Owner/Manager, Le Firme Restaurant, Genoa, Italy. Manager, Morgan Restaurant, Greenwich, CT; Remi Restaurant, NYC; Le Madri Restaurant, NYC. Partner/General Manager, Maxx Restaurant, NYC. General Manager, Moreno’s Restaurant, NYC. Harry’s Bar, Genoa, Italy.
Marc Sarrazin Trophy (CIA team), Salon of Culinary Arts, NYC, 2007, 2006.
In Their Own Words:
“In Italy, I studied to become a nautical engineer. The studies do not prepare you for the many months spent on a merchant marine vessel. Like any career, you must have a passion for it. Without it, you will be miserable. While I was on one particular three-month cruise, I began to think about how much I enjoyed working with my mother and father at the family restaurant. It was then, that I decided to build a career in hospitality.”

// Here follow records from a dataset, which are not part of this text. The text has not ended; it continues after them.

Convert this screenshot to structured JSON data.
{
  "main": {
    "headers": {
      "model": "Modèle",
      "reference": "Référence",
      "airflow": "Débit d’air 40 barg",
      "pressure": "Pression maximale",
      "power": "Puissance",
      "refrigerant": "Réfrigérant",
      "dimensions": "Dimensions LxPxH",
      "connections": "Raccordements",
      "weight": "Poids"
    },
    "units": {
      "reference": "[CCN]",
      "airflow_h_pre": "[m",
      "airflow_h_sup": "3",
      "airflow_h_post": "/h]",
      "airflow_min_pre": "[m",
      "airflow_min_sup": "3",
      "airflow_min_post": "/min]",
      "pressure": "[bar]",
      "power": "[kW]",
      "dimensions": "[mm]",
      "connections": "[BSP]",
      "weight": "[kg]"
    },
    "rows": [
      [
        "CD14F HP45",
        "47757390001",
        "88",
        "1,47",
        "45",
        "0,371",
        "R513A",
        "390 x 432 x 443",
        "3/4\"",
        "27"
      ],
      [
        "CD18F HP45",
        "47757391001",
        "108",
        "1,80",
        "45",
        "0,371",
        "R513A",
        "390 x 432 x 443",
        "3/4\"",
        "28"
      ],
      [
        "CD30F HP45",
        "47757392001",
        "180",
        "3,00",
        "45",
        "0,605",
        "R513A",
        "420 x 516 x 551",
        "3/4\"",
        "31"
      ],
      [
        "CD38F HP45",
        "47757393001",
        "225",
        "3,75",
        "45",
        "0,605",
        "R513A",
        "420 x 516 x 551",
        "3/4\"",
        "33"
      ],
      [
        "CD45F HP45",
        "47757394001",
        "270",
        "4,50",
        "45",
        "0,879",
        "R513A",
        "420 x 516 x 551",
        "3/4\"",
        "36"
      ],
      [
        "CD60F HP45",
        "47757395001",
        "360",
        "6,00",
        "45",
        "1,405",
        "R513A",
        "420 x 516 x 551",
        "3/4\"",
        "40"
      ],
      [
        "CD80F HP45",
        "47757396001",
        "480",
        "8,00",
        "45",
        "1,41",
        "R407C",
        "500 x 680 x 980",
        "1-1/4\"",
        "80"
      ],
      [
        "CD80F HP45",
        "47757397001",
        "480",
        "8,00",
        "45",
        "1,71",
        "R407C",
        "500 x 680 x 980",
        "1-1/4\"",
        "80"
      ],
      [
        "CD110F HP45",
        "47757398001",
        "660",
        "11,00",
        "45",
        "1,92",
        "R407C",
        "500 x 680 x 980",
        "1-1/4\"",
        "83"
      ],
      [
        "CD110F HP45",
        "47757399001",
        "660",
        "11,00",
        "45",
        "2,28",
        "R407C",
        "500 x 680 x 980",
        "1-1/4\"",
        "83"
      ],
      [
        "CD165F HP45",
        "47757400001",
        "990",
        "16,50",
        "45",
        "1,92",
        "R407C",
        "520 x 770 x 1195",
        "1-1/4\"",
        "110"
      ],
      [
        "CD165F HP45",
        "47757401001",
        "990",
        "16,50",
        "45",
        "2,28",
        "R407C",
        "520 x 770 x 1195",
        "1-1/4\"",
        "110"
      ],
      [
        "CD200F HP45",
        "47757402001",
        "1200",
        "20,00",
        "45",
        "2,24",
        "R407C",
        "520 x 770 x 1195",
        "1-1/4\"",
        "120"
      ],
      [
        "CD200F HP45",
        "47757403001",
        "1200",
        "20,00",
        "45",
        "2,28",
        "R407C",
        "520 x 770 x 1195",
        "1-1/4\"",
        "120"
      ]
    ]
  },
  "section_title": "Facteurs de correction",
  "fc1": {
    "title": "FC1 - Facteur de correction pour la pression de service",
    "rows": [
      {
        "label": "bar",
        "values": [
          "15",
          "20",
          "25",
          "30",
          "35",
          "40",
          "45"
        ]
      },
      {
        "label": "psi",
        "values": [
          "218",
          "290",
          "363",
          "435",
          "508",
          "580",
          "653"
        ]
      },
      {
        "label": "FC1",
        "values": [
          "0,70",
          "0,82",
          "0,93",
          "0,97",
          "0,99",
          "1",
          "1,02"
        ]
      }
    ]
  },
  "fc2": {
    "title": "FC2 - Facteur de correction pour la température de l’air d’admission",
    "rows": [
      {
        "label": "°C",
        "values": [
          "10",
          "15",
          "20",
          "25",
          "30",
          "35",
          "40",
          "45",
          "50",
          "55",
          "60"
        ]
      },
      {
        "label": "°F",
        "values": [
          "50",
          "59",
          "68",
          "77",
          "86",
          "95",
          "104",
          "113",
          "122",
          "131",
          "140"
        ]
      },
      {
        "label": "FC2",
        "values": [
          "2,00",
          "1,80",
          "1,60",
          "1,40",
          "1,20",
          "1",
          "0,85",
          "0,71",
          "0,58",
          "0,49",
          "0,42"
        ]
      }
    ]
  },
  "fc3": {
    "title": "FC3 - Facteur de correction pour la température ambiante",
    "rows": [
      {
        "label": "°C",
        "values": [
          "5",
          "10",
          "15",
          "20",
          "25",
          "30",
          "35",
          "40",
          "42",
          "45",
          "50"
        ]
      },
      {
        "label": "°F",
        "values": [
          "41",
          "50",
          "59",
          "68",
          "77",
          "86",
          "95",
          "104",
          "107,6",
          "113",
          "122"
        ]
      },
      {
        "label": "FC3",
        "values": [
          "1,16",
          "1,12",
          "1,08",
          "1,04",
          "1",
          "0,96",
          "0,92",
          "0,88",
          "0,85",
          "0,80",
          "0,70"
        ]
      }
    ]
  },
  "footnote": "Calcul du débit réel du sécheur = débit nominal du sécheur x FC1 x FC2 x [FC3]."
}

“The accomplishment that I am most proud of is to have come to the United States and followed my family’s path in the world of hospitality. Working at the CIA affords me the opportunity to teach the students not only the skills but also give them the perspective of old-world hospitality.”
Advice to students:
“I tell my students to take the time to learn as much as possible now before entering the real world. I advise them to remember to balance their personal life and their work life. Don’t put your dreams on hold for too long because time passes quickly.”
What attracted you to the CIA:
“I was attracted to the CIA’s stellar reputation. Above all, having the opportunity to be associated with some of the best professionals in our industry was a huge draw. At the CIA, I can teach and share my experiences with new professionals, but I can also be a student and learn from my colleagues.”
What do you enjoy most about the CIA:
“The opportunity to be exposed to innumerable events, meet unique and prestigious icons in our field, and the ability to give back to the students my life learning and passion, that has driven me so far.”
“Hospitality and Guest Satisfaction. I believe that hospitality is something that comes from within. There is nothing better than transforming a diner’s negative experience into a positive one or just cheering someone up.”